It probably was not the duo anyone anticipated being the one to get them back to the playoffs and in the Eastern Conference Final, but the two veterans exceeded pretty much every expectation anyone could have possibly had for them at the start of the year. They relied on a near 50-50 split of the playing time throughout the regular season and have had to play both of them in the playoffs due to the injury to Mrazek halfway through their Round 2 series against the New York Islanders.
It was at that point that McElhinney stepped in and helped slam the door shut on the Islanders, recording his first three postseason wins.
Now that they are facing a two-game series deficit against the Boston Bruins, with Mrazek allowing 10 goals in his return to the lineup in those first two games, the discussion has shifted as to whether or not the Hurricanes should consider going back to McElhinney for Game 3 on Tuesday night (8 p.m. ET; NBCSN).
“We are every game,” head coach Rod Brind’Amour said Monday when asked if he had considered switching goalies. “We talk about it every night, what we’re going to do, and yeah, we’ve had the conversations already of what we’re going to do. We haven’t finalized anything but we’ve certainly discussed the options.”
Brind’Amour was quick to point out that even though they have discussed a goaltending switch, he didn’t think goaltending was the difference in the series. He even argued that given the way the Hurricanes played in Game 2 it probably wouldn’t have mattered what Mrazek did in net.
“I don’t know if it would have mattered if Petr was great,” he said. “It wouldn’t have mattered. So certainly, we’re down 2-0, but it’s not because of goaltending from our end.”
There is probably a lot of truth to that statement, especially as it relates to their Game 2 play. But the facts are the Hurricanes are returning home facing a near must-win situation and their current starter in net (Mrazek) has been really hot and cold so far in the playoffs and is currently going through one of his “cold” spells, having stopped just 42 of the 52 shots the Bruins have thrown at him.
The thing about Mrazek this postseason — and pretty much all of his postseason starts throughout his career — is that he is either been really, really good, or really, really bad when he has played. Five of his nine career postseason wins have been a shutout. He has two shutouts this postseason alone and a save percentage of .919 or better in five of his 11 appearances. The Hurricanes are also 5-0 in those games.
The flip side of that is he also has five starts with a save percentage lower than .880, which is more than any other goalie in the postseason. And again, he has only appeared in 11 games. Just looking at the other three goalies still playing in the Conference Finals, San Jose’s Martin Jones has been below .880 in four of his 15 starts. St. Louis’ Jordan Binnington has been below .880 in only three of his 14 starts. Boston’s Tuukka Rask has not had one start with a save percentage that low.

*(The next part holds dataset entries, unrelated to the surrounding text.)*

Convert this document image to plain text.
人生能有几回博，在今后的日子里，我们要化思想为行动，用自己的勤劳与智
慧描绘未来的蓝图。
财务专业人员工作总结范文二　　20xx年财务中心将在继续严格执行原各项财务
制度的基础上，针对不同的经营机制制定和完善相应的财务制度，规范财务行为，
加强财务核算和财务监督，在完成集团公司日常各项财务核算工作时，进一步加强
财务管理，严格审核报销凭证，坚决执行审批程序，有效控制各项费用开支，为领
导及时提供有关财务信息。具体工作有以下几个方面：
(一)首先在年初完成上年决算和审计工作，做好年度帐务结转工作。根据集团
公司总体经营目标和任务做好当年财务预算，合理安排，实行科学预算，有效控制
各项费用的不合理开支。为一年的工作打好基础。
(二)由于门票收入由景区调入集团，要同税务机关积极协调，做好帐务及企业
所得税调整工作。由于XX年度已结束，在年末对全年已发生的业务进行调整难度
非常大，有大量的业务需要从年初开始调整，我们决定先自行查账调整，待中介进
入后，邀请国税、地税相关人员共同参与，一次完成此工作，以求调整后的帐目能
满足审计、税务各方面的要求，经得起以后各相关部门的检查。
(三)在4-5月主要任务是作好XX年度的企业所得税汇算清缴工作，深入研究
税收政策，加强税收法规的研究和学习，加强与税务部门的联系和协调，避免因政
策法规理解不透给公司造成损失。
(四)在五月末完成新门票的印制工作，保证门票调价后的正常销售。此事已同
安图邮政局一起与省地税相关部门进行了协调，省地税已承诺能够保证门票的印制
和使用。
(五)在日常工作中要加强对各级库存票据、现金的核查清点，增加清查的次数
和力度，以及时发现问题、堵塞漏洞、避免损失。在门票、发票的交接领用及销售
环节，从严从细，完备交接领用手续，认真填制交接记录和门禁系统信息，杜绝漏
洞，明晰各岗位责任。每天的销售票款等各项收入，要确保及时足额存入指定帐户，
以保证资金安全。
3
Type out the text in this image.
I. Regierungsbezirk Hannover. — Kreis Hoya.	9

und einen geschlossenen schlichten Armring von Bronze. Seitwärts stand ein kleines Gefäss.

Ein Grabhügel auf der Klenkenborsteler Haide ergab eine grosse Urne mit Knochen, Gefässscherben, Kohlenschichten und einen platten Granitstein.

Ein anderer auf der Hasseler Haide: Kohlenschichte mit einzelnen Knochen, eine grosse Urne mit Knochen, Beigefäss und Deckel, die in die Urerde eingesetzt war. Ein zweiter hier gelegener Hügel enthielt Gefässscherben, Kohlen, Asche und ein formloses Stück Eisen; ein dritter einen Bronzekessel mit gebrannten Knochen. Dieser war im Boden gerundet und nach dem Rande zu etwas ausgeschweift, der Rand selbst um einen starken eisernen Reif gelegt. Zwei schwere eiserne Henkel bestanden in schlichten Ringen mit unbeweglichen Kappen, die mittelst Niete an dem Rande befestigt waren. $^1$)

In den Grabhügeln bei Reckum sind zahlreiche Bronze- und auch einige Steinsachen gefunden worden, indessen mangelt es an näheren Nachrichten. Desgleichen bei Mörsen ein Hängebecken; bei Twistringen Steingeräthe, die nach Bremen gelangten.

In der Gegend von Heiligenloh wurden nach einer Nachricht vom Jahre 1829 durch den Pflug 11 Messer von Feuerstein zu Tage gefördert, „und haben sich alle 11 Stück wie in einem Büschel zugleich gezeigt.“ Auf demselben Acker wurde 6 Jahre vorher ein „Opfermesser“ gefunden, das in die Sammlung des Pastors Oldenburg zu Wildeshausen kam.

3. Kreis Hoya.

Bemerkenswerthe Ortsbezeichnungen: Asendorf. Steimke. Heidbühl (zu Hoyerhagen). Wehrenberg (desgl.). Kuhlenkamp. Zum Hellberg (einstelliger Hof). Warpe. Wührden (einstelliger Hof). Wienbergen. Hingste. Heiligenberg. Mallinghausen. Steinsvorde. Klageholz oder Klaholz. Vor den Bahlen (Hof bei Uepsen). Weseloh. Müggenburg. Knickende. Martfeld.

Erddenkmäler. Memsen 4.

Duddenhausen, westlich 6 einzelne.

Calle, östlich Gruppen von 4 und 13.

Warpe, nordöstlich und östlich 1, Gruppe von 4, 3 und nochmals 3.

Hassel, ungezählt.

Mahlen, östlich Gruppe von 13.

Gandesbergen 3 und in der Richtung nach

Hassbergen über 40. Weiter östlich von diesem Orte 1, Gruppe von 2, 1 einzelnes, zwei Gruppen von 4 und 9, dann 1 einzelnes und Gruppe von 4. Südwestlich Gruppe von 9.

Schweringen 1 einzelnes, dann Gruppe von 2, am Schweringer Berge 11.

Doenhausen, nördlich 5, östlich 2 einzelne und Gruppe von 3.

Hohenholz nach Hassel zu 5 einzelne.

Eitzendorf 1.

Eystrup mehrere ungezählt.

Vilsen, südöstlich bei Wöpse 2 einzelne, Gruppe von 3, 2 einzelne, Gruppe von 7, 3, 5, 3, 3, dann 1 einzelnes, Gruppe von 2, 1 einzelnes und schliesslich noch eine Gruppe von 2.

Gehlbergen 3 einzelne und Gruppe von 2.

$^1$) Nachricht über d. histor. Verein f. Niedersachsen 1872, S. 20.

There has been a real “boom or bust” element to Mrazek’s play, and with the situation in the series starting to really get serious the Hurricanes are going to need a strong performance in net against a Bruins team that is clicking on all cylinders. Mrazek has shown he is perfectly capable of playing that sort of game in these playoffs. He has also shown he is capable of giving up a lot of goals.
So there is a bit of a dice roll in sticking with him for Game 3, especially given how well McElhinney played in relief of him in Round 2.
There is obviously a sample size issue at play here, and a bit of a recency bias, because McElhinney has played so little in the playoffs and really hasn’t had many opportunities to show some cracks. When we’ve seen him play, he has played well. But he has played so little (and only against what was probably the weakest offensive team in the playoffs) it is next to impossible to know what you are going to get in his next start. At the end of the day we’re talking about a 35-year-old goalie that has been a nice backup throughout his career and never been relied on to be a starter for any length of time on a Stanley Cup run.
Brind’Amour was asked on Monday if the decision on who to start is a difficult one, and was quick to point out that it wasn’t because they have faith in both players.
“Actually it’s an easy decision,” he said. “I know we’ve talked about it a lot, and it’d be easy if I just sat here and said we’re starting [whoever]. But we’re confident any way we go, so do we make a change? We might. But it might be for a different reason than you guys think. We’ll know tomorrow.”
At the end of the day, the fact they have to have this conversation and make this decision is just another sign that goaltending is still the biggest flaw this up-and-coming team has. By having two equally competent and interchangeable goalies, neither of which is a bonafide No. 1 starter, they don’t really have a go-to player that they can count on in a situation like this.
Given the way Mrazek has played so far in the series and the situation the team is in, a change might be justified, especially since you don’t really know which version of him will show up on Tuesday night.
But the same thing is true with option B.
Either way you’re taking a pretty big chance.